Dans un arrêt du 5 juillet 2022, le Conseil d’Etat a jugé qu’un signalement de maltraitances sur mineur ne pouvait être sanctionné sur le plan disciplinaire, dès lors que le professionnel de santé a agi de bonne foi.
Le 7 novembre 2017, un médecin psychiatre, exerçant dans un centre médico-psychologique pour enfants et adolescents (CMPEA), adresse un courrier de signalement à la cellule de recueil, de traitement et d’évaluation des informations préoccupantes (CRIP) du département, pour l’alerter sur le comportement de la mère d’une jeune fille alors âgée de neuf ans, prise en charge par le CMPEA à la suite d’une première information préoccupante adressée à la CRIP en juin 2017. A la suite de ce signalement, la mère de l’enfant porte plainte devant l’Ordre contre ce médecin : cette plainte est rejetée en première instance et en appel. La mère décide alors de saisir le Conseil d’Etat.
En matière de signalement de maltraitances sur mineur, un médecin peut alerter le médecin de la CRIP s’il a pu constater que la santé, la sécurité ou la moralité d’une personne mineure l’exposaient à un risque de danger ou si les conditions de son éducation ou de son développement physique, affectif, intellectuel et social peuvent être gravement compromises. Cette alerte a pour finalité d’évaluer la situation de ce mineur et de déterminer des actions de protection et d’aide. Si un médecin constate sur un enfant des sévices ou privations, sur le plan physique ou psychique, qui lui permettent de présumer que des violences physiques, sexuelles ou psychiques de toute nature ont été commises, il procède à un signalement au procureur de la République ou à la CRIP, comme le préconise l’article 226-14 du Code pénal. Et cet article de préciser que « le signalement aux autorités compétentes effectué dans les conditions prévues au présent article ne peut engager la responsabilité civile, pénale ou disciplinaire de son auteur, sauf s’il est établi qu’il n’a pas agi de bonne foi ».

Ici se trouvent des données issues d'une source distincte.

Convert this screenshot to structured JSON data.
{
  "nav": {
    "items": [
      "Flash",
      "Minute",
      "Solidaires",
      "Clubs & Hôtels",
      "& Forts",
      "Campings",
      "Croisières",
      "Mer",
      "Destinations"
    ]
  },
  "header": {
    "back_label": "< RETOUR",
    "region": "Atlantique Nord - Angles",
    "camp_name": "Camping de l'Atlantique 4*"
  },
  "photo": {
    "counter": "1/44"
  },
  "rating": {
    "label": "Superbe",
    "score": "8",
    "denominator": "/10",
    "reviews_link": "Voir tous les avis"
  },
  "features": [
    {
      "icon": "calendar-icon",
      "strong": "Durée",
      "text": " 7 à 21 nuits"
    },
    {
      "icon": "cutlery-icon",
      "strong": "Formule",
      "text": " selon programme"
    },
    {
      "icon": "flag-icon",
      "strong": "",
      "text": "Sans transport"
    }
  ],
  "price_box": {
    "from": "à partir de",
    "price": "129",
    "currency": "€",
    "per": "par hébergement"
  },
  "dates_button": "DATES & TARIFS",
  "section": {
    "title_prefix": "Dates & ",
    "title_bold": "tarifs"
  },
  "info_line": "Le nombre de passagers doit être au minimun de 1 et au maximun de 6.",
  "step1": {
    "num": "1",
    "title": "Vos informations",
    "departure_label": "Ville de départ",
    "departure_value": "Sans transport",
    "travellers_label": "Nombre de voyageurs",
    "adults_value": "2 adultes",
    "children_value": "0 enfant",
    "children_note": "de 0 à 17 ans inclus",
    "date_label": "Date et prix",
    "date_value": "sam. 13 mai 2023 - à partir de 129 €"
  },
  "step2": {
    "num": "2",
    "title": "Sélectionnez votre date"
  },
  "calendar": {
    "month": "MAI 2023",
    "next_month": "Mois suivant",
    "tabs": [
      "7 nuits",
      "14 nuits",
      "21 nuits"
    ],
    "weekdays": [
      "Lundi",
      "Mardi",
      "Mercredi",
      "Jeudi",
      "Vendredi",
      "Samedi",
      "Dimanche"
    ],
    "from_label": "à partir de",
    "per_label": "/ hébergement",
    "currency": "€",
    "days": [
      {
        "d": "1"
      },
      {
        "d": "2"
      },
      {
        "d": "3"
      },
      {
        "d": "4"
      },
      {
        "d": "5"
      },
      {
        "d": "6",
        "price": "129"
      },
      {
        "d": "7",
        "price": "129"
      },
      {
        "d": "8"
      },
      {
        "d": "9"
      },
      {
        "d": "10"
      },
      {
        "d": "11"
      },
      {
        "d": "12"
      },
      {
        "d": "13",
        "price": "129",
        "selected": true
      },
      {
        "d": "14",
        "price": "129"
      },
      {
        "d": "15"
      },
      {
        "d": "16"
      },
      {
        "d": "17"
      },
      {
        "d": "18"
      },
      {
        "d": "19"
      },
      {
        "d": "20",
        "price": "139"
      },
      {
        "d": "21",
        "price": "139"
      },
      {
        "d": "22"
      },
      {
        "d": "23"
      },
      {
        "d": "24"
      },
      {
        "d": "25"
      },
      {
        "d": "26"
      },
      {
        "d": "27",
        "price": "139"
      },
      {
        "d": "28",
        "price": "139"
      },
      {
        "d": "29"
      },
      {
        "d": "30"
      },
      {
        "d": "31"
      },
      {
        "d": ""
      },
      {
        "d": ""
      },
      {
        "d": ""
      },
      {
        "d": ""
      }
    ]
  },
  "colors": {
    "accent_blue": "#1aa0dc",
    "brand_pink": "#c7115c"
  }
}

Signalement justifié et de bonne foi
Dans l’affaire jugée par le Conseil d’Etat, la juridiction administrative a donné raison à l’Ordre en considérant que le signalement adressé par ce praticien à la CRIP s’appuyait sur des constatations objectives issues de ses consultations, qu’il avait agi de bonne foi afin de protéger l’enfant. Pour le Conseil d’Etat, « lorsqu’un médecin signale au procureur de la République ou à la cellule de recueil, de traitement et d’évaluation des informations préoccupantes des faits laissant présumer qu’un mineur a subi des violences physiques, sexuelles ou psychiques et porte à cet effet à sa connaissance tous les éléments qu’il a relevé dans la prise en charge de son patient, notamment des constatations médicales, des propos ou le comportement de l’enfant et, le cas échéant, le discours de ses représentants légaux ou de la personne accompagnant l’enfant soumis à son examen médical, sa responsabilité disciplinaire ne peut être engagée à raison d’un tel signalement, s’il a été effectué dans ces conditions, sauf à ce qu’il soit établi que le médecin a agi de mauvaise foi ». Une absence de signalement, en présence de faits objectifs, précis et avérés, pourrait se retourner contre le professionnel de santé et l’exposer à des poursuites pour non assistance à personne en danger.